The idea of response has become very important to the culture of Goat Island’s teaching. In workshops, each presentation of work is met with some kind of artistic response: a work of art that could not have existed without the work it is responding to. These responses are individual contributions to a conversation that stretches throughout the week. In this way work begets more work and all of the work is inextricably linked. This practice destabilizes the boundaries between critical and creative modes in order to enrich them both.
The Goat Island workshop aims to provide an opportunity for artists to work and study together in a structured, creative environment. Participants are invited from the visual arts (including video, architecture, and other forms of visual/spatial/durational expression), live and performance art, music, dance, and theatre. Disciplines of performance, installation, writing, movement, music, research, publication and documentation are examined in various forms and combinations dictated by the interests of the participants as well as those of the instructors. Sessions combine theory and practice, investigating forms of thought and presentation, styles of collaboration, historical and philosophical perspectives and methods of individual and collective expression and creativity. The emphasis of the workshop is on the development and encouragement of new theory and practice in art/performance.

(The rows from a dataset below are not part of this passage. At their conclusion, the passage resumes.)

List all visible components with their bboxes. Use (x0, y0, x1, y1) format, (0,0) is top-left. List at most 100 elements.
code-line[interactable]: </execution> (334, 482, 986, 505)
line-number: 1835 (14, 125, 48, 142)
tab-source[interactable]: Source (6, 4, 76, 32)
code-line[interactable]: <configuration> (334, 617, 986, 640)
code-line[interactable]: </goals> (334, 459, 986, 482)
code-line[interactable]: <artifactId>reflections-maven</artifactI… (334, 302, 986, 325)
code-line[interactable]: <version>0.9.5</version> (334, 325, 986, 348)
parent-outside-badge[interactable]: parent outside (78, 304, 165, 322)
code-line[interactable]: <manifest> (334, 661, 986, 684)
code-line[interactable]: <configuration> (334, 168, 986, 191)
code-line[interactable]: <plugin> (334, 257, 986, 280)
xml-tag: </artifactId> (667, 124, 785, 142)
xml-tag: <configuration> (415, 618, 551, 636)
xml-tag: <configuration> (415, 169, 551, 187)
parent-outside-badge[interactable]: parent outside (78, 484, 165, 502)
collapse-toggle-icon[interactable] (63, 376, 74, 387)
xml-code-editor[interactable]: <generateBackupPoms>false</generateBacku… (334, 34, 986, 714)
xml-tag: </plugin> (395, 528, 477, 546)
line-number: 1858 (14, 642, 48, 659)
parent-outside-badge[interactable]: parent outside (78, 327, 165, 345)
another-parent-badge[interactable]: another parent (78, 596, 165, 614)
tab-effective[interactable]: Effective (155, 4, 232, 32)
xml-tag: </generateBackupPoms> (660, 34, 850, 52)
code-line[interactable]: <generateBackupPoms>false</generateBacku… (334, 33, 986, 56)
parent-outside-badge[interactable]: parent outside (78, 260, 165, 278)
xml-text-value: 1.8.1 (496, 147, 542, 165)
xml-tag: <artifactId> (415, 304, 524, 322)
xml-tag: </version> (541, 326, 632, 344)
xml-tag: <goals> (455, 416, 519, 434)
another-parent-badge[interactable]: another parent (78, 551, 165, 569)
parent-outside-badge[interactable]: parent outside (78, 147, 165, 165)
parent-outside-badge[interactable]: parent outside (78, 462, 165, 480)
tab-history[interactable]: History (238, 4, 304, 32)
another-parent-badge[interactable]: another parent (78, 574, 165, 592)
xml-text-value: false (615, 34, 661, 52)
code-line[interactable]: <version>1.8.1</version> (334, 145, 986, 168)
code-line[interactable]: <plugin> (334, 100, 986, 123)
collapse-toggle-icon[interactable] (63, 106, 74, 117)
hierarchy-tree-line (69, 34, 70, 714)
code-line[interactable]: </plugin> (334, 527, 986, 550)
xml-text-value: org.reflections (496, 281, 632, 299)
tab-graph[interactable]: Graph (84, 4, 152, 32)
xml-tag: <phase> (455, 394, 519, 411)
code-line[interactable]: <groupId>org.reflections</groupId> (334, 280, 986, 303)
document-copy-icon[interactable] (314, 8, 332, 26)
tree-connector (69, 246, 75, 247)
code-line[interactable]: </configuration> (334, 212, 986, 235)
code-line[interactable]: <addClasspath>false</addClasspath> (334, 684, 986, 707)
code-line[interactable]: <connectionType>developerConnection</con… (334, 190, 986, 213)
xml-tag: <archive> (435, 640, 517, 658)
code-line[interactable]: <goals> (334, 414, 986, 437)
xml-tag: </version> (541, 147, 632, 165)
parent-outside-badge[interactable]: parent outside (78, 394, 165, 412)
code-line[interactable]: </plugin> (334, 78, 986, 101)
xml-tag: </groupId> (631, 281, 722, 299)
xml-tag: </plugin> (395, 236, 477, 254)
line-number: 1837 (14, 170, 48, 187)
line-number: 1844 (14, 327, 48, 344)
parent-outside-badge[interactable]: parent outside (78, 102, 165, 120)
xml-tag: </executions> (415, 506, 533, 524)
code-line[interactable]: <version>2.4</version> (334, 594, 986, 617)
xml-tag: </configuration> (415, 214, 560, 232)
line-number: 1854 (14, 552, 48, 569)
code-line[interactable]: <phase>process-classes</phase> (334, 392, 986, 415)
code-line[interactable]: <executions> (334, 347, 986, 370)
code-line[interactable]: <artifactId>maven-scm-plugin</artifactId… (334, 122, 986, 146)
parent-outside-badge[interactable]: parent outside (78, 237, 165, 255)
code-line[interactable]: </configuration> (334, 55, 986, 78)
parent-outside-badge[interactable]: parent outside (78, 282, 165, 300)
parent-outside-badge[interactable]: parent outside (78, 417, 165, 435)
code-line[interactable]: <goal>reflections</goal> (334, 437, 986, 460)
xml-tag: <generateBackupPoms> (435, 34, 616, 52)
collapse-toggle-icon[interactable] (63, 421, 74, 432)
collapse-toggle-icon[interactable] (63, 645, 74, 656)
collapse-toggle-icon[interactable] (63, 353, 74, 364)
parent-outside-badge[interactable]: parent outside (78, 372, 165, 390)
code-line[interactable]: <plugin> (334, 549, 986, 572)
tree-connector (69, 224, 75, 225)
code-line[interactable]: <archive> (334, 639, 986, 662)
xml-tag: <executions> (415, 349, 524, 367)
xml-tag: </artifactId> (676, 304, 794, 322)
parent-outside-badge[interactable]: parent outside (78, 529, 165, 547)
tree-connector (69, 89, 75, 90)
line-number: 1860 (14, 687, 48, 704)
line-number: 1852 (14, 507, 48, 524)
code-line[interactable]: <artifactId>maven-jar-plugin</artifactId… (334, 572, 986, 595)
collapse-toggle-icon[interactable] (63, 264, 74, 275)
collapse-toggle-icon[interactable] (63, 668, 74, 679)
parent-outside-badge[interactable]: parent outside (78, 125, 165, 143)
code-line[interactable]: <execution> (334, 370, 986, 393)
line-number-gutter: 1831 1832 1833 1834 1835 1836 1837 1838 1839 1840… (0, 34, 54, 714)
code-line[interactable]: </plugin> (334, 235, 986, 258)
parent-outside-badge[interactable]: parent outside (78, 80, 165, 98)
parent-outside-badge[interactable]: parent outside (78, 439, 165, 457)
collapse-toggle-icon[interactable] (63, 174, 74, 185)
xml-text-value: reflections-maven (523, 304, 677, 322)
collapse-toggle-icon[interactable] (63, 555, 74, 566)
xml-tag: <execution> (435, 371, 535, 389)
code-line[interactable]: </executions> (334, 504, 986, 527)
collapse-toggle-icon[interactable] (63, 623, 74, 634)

Goat Island is a collaborative performance group based in Chicago, USA. Since their inception in 1987, Goat Island has created nine performance works and toured the US, Canada, UK, and Europe; in 2005 the group performed their latest completed work at The 51st Venice Biennale in 2005. They have produced a number of publications, focusing on both their performance and educational work. They have also produced three film projects developed out of their live performances. Goat Island has received six U.S. National Endowment for the Arts grants and was the subject of a Public Broadcasting Service documentary in 1996.